Sondages! chaque jour, une avalanche de pourcentages est déversée sur nos têtes sur tous les sujets: dégringolade de nos dirigeants, coude à coude Obama Romney, mariage gay, islam, etc…
C'est le pain quotidien des éditorialistes, et des commentateurs de la vie politique.
Pour qui suit l'actualité, il est facile de constater qu'on fait dire ce qu'on veut à des sondages.
Alain Garrigou et Richard Brousse, de l'Observatoire des sondages viennent de publier un livre " Manuel anti-sondages: la démocratie n'est pas à vendre". Ils affirment qu'une "critique citoyenne des sondages est plus nécessaire que jamais…. La politique est devenue une course de chevaux …. Et, en politique, contrairement à ce qui se passe sur les hippodrommes, les commentateurs aident ou pénalisent considérablement les concurrents. La compétition est-elle alors démocratique ? Est-elle même complétement loyale ?"

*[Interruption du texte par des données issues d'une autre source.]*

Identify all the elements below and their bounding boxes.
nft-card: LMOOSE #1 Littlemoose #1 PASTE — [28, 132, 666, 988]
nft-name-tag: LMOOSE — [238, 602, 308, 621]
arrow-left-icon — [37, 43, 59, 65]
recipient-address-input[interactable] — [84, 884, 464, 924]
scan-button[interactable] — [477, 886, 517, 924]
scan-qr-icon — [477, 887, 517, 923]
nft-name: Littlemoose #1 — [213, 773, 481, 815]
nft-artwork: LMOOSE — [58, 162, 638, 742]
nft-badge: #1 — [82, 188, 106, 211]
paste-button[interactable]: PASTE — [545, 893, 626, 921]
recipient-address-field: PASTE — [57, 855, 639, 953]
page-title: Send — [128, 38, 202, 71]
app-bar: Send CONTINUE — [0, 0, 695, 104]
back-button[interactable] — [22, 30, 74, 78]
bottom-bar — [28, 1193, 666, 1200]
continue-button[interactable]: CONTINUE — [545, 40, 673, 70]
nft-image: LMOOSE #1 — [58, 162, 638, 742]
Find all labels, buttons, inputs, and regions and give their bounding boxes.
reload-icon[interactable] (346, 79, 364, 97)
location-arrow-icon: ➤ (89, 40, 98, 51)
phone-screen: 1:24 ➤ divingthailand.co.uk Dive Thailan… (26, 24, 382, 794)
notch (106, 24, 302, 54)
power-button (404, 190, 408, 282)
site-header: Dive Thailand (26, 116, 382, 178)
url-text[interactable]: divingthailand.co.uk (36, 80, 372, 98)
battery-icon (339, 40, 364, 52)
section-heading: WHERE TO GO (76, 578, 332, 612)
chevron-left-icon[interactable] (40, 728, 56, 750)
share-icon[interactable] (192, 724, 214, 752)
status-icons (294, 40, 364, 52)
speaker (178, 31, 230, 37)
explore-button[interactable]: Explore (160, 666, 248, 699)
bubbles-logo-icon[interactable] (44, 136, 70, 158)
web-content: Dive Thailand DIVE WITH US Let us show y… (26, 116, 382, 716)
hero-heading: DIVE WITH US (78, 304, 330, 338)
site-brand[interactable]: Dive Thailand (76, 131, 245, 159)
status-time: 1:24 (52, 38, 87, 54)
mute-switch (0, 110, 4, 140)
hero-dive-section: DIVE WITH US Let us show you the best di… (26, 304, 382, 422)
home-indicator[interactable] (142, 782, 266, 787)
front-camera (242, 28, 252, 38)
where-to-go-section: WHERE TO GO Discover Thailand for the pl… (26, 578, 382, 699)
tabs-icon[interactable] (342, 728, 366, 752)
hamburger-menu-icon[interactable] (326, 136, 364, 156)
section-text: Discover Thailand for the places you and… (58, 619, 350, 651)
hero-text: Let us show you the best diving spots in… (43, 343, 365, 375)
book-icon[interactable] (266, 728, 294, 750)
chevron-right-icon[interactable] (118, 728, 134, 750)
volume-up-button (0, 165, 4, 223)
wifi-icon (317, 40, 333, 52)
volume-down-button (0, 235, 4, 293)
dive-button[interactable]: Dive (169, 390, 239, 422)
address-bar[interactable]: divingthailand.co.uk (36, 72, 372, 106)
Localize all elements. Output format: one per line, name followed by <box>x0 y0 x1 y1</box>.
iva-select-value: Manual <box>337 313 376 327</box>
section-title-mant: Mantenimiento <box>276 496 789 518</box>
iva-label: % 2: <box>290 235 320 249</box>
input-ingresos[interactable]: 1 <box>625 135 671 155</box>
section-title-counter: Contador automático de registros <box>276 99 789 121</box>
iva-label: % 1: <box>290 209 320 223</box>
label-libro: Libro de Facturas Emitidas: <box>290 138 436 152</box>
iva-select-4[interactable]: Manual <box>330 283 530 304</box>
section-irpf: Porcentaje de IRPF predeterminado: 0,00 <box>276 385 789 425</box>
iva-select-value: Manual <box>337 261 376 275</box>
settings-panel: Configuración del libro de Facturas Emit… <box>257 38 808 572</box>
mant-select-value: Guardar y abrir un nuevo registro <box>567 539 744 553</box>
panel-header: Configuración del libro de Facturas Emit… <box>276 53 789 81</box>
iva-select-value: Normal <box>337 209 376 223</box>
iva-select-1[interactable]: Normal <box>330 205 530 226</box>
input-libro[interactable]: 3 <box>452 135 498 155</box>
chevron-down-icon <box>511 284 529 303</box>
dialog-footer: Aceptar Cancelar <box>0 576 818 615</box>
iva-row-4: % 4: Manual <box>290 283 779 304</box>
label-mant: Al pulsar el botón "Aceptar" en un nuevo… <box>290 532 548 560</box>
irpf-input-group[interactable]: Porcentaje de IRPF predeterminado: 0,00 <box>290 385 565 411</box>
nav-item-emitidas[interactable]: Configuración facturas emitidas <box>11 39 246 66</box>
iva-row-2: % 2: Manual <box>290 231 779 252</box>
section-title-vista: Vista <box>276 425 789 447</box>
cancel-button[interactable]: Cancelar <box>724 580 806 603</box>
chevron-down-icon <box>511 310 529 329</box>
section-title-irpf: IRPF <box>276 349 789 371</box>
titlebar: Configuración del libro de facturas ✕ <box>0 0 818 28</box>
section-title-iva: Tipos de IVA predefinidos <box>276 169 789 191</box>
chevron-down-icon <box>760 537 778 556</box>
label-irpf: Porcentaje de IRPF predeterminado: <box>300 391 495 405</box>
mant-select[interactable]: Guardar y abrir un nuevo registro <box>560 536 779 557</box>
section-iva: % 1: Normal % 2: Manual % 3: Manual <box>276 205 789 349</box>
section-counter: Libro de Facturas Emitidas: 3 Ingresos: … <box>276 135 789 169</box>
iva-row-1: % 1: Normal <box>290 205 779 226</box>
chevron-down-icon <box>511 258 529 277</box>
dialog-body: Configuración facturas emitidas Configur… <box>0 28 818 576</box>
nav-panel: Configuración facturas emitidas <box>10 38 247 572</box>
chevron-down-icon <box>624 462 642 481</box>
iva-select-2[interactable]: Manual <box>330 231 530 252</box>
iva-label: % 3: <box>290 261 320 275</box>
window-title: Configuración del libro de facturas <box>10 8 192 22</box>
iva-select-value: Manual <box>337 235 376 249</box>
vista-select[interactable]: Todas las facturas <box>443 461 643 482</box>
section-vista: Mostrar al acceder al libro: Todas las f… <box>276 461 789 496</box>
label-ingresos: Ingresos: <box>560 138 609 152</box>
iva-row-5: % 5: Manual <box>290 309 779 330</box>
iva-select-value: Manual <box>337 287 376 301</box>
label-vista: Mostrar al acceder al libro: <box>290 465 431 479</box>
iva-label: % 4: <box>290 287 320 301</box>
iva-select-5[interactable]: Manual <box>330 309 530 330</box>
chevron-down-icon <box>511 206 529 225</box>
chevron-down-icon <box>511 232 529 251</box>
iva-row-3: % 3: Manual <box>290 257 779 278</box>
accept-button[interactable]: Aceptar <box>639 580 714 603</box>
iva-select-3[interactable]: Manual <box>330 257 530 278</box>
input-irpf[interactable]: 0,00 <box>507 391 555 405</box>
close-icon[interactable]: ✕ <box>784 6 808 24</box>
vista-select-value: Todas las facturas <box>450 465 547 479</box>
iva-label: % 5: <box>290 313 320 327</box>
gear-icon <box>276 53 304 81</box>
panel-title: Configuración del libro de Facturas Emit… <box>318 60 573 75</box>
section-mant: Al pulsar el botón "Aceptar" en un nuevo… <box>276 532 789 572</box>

Dans un article du Monde en 1972, Maurice Druon affirmait déjà que "les sondages étaient une pollution pour la démocratie"
Or depuis cette date, le poids des sondages dans le fonctionnement de la vie politique, est devenu considérable : réalisés en permanence, confortés les uns par les autres, ils finissent par à avoir autant d'existence politique que le vote.
L'opinion publique çà se construit, et après çà se travaille….. grâce aux sondages.
Car il est plus facile d' asséner une ribambelle de chiffres que les idées ou programme des candidats qui parfois n'en ont pas.
Le poids des médias, aux ordres des puissances financières, est sans cesse plus important , et les "sondages sont une arme de destruction mentale massive". Ils ont le même rôle que la publicité. De plus, ils sont devenus un marché en pleine expansion. "Fabriquée, transformée en données chiffrées, marchandisée puis manipulée, l'opinion publique est à présent une source de profits"
J'ai trouvé une étude de 1981 où Daniel Kahneman et Amos Tversky (qui gagneront plus tard le prix Nobel grâce à une partie de leurs résultats), expliquent la façon dont la formulation des choix proposés influe de manière décisive sur les réponses des personnes interrogées.
Ils ont présenté à deux groupes d’étudiants la question :
" Une épidémie menace le pays. Quelle politique vous semble la plus raisonnable ? "
Au premier groupe, on donne le choix suivant :
- A. Sauver 200 personnes sur 600 de manière certaine.
- B. Sauver 600 personnes avec une chance sur trois.
Au second groupe, un autre choix est proposé :
- C. Laisser mourir 400 personnes.
- D. Laisser mourir 600 personnes avec deux chances sur trois. »
Quel que soit le choix A, B, C ou D, le résultat mathématique est rigoureusement la même. Par ailleurs, les deux alternatives proposées, au premier comme au second groupe, sont identiques.
Seule la formulation change.
Pourtant, les réponses sont très différentes dans les deux groupes.Dans le premier groupe, les participants prennent une attitude d’aversion au risque et optent majoritairement pour le choix A. Dans le second, ils ne veulent pas assumer la mort des 400 personnes et se portent sur le choix D!
Je réponds volontiers à des sondages, mais refuse souvent une question qui appelle une réponse obligée. De même, je constate que les sondages papier en cochant une alternative sur 3 ou 4, est aussi un leurre car souvent on m'enferme dans un choix qui n'est pas le mien!
Alors, il, semble bien que les sondages produisent des comportements plus encore qu'ils n'en décrivent et qu'ils ne sont pas un savoir, mais un pouvoir.